NEA Hearing Comments on Corporate Tax Loopholes and President Obama’s FY15 Budget Proposal
March 11, 2014
On behalf of the three million members of the National Education Association, and the students they serve, we offer our views on the need to close costly corporate tax loopholes in connection with this week’s hearing “The President’s Fiscal Year 2015 Budget and Revenue Proposals.”
The road back from the worst recession since the Great Depression has been difficult, and while progress has been made much more remains to be done. We need an economy that works for everyone — an economy built on the truly American ideal that everyone deserves a fair shot and an opportunity to succeed, an economy in which those who work hard will be able to provide for themselves and their families. Each of us must do our part to help this nation achieve the shared prosperity we all seek.
Sadly, that is not happening today.
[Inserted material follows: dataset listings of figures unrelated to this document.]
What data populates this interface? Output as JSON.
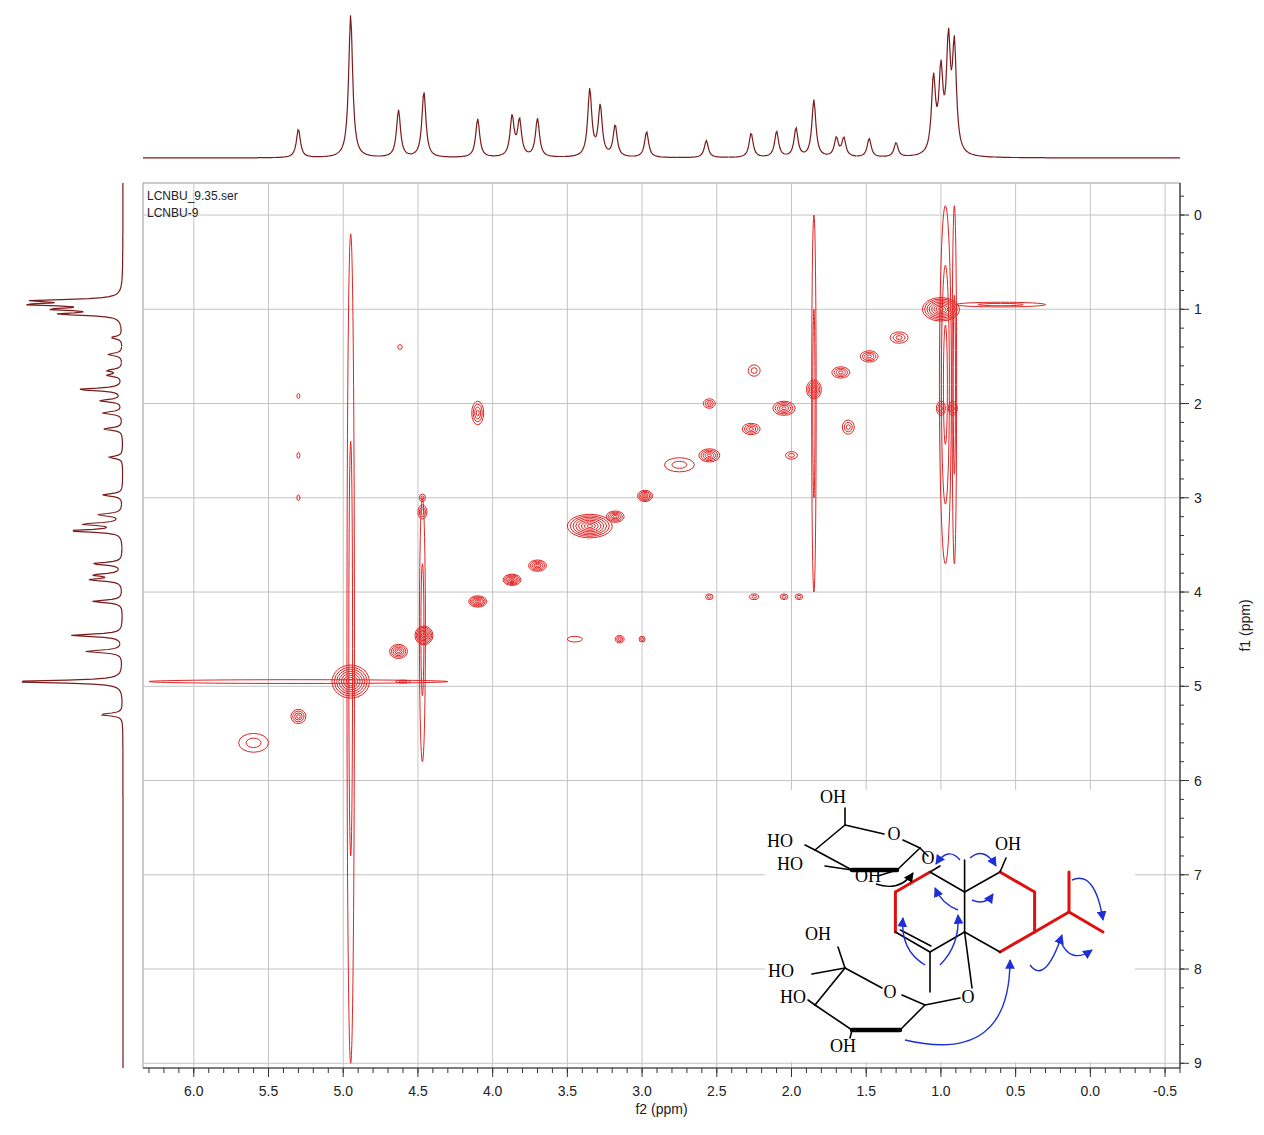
{
  "chart_data": {
    "type": "contour",
    "annotations": [
      "LCNBU_9.35.ser",
      "LCNBU-9"
    ],
    "x_label": "f2 (ppm)",
    "y_label": "f1 (ppm)",
    "xlim": [
      6.34,
      -0.6
    ],
    "ylim": [
      -0.34,
      9.05
    ],
    "xticks": [
      {
        "value": 6,
        "label": "6.0"
      },
      {
        "value": 5.5,
        "label": "5.5"
      },
      {
        "value": 5,
        "label": "5.0"
      },
      {
        "value": 4.5,
        "label": "4.5"
      },
      {
        "value": 4,
        "label": "4.0"
      },
      {
        "value": 3.5,
        "label": "3.5"
      },
      {
        "value": 3,
        "label": "3.0"
      },
      {
        "value": 2.5,
        "label": "2.5"
      },
      {
        "value": 2,
        "label": "2.0"
      },
      {
        "value": 1.5,
        "label": "1.5"
      },
      {
        "value": 1,
        "label": "1.0"
      },
      {
        "value": 0.5,
        "label": "0.5"
      },
      {
        "value": 0,
        "label": "0.0"
      },
      {
        "value": -0.5,
        "label": "-0.5"
      }
    ],
    "yticks": [
      0,
      1,
      2,
      3,
      4,
      5,
      6,
      7,
      8,
      9
    ],
    "grid": true,
    "color": "#e02424",
    "projection": {
      "color": "#7a1c1c",
      "ylim": [
        0,
        100
      ],
      "x": [
        5.3,
        4.95,
        4.63,
        4.46,
        4.1,
        3.87,
        3.82,
        3.7,
        3.35,
        3.28,
        3.18,
        2.97,
        2.57,
        2.27,
        2.1,
        1.97,
        1.85,
        1.7,
        1.65,
        1.48,
        1.3,
        1.05,
        1.0,
        0.95,
        0.91
      ],
      "values": [
        20,
        100,
        33,
        46,
        27,
        28,
        25,
        27,
        47,
        35,
        22,
        18,
        12,
        17,
        18,
        20,
        40,
        13,
        13,
        13,
        10,
        52,
        55,
        75,
        73
      ]
    },
    "cross_peaks": {
      "x": [
        5.3,
        4.95,
        4.63,
        4.46,
        4.1,
        3.87,
        3.7,
        3.35,
        3.18,
        2.98,
        2.55,
        2.27,
        2.05,
        1.85,
        1.67,
        1.48,
        1.28,
        1.0,
        5.6,
        2.75,
        4.1,
        2.55,
        2.25,
        2.05,
        1.95,
        1.0,
        0.92,
        1.62,
        2.25,
        2.55,
        2.0,
        5.3,
        5.3,
        5.3,
        4.62,
        3.15,
        3.0,
        4.47,
        4.47,
        3.45,
        4.6,
        4.95,
        4.47,
        1.85,
        0.97,
        0.91,
        5.3,
        0.6
      ],
      "y": [
        5.32,
        4.95,
        4.63,
        4.46,
        4.1,
        3.87,
        3.72,
        3.3,
        3.2,
        2.98,
        2.55,
        2.27,
        2.05,
        1.85,
        1.67,
        1.5,
        1.3,
        1.0,
        5.6,
        2.65,
        2.1,
        4.05,
        4.05,
        4.05,
        4.05,
        2.05,
        2.05,
        2.25,
        1.65,
        2.0,
        2.55,
        2.55,
        3.0,
        1.92,
        1.4,
        4.5,
        4.5,
        3.15,
        3.0,
        4.5,
        4.95,
        4.6,
        4.4,
        2.0,
        1.8,
        1.8,
        4.95,
        0.95
      ],
      "x_width": [
        0.1,
        0.25,
        0.12,
        0.12,
        0.12,
        0.12,
        0.12,
        0.3,
        0.12,
        0.1,
        0.14,
        0.12,
        0.15,
        0.1,
        0.12,
        0.12,
        0.12,
        0.25,
        0.2,
        0.2,
        0.08,
        0.05,
        0.06,
        0.05,
        0.05,
        0.06,
        0.06,
        0.08,
        0.08,
        0.08,
        0.08,
        0.02,
        0.02,
        0.02,
        0.03,
        0.06,
        0.04,
        0.06,
        0.04,
        0.1,
        0.1,
        0.05,
        0.04,
        0.03,
        0.08,
        0.03,
        2.0,
        0.6
      ],
      "y_width": [
        0.15,
        0.35,
        0.15,
        0.2,
        0.12,
        0.12,
        0.12,
        0.25,
        0.12,
        0.12,
        0.14,
        0.12,
        0.15,
        0.2,
        0.12,
        0.12,
        0.12,
        0.25,
        0.2,
        0.15,
        0.25,
        0.06,
        0.06,
        0.06,
        0.06,
        0.15,
        0.15,
        0.15,
        0.12,
        0.1,
        0.08,
        0.06,
        0.06,
        0.05,
        0.05,
        0.08,
        0.06,
        0.15,
        0.08,
        0.06,
        0.03,
        8.8,
        2.8,
        4.0,
        3.8,
        3.8,
        0.04,
        0.05
      ],
      "intensity": [
        4,
        8,
        5,
        7,
        6,
        6,
        5,
        8,
        5,
        5,
        5,
        4,
        5,
        5,
        4,
        4,
        3,
        8,
        2,
        2,
        4,
        2,
        2,
        2,
        2,
        3,
        3,
        3,
        2,
        3,
        2,
        1,
        1,
        1,
        1,
        3,
        2,
        3,
        2,
        1,
        2,
        2,
        2,
        2,
        3,
        2,
        1,
        2
      ]
    },
    "structure_labels": [
      "OH",
      "HO",
      "O",
      "HO",
      "OH",
      "O",
      "OH",
      "OH",
      "HO",
      "O",
      "HO",
      "OH",
      "O"
    ]
  }
}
A comprehensive new study shows some of the nation’s most successful businesses paid little or no taxes between 2008 and 2012. Tax handouts to the 288 Fortune 500 companies that were profitable each of those five years cost the nation $362 billion in unclaimed revenue, according to the study by Citizens for Tax Justice and the Institute on Taxation and Economic Policy.
The loss of revenue due to corporate tax loopholes and subsidies can lead to funding shortfalls for critical programs and services that benefit students—such as expanding early childhood education opportunities, making college more affordable to those who want to pursue it, and fully funding the Individuals with Disabilities Education Act to name a few examples.
Simply put, we cannot adequately invest in education so long as we continue to watch billions leave the system because of an unfair tax code, highlighted by these corporate loopholes. Tax loopholes and budget cuts are inextricably linked, and sometimes the trade-offs can be startlingly clear. Eliminating the "carried interest" tax break given to hedge fund managers, which allows them to cut their tax rate in half, could save $1.7 billion - which would account for more than half of the cuts education faced in FY13.
For our economy to work for everyone, we need to amend the tax code to ensure that corporations and the wealthiest contribute their fair share — to grow our economy by growing the middle class. At home, families are struggling to hold on to what they have. At school, students most in need are confronting cuts to the critical programs they need to succeed. Meanwhile, special exceptions allow income inequality to continue growing. Corporations are reporting record profits, yet are taxed at historically low rates. That must change if the American dream is to endure
Congress can help deliver on the promise that the American dream is for everyone, not just the wealthy few. We thank the Committee for holding this important hearing and for listening to our views.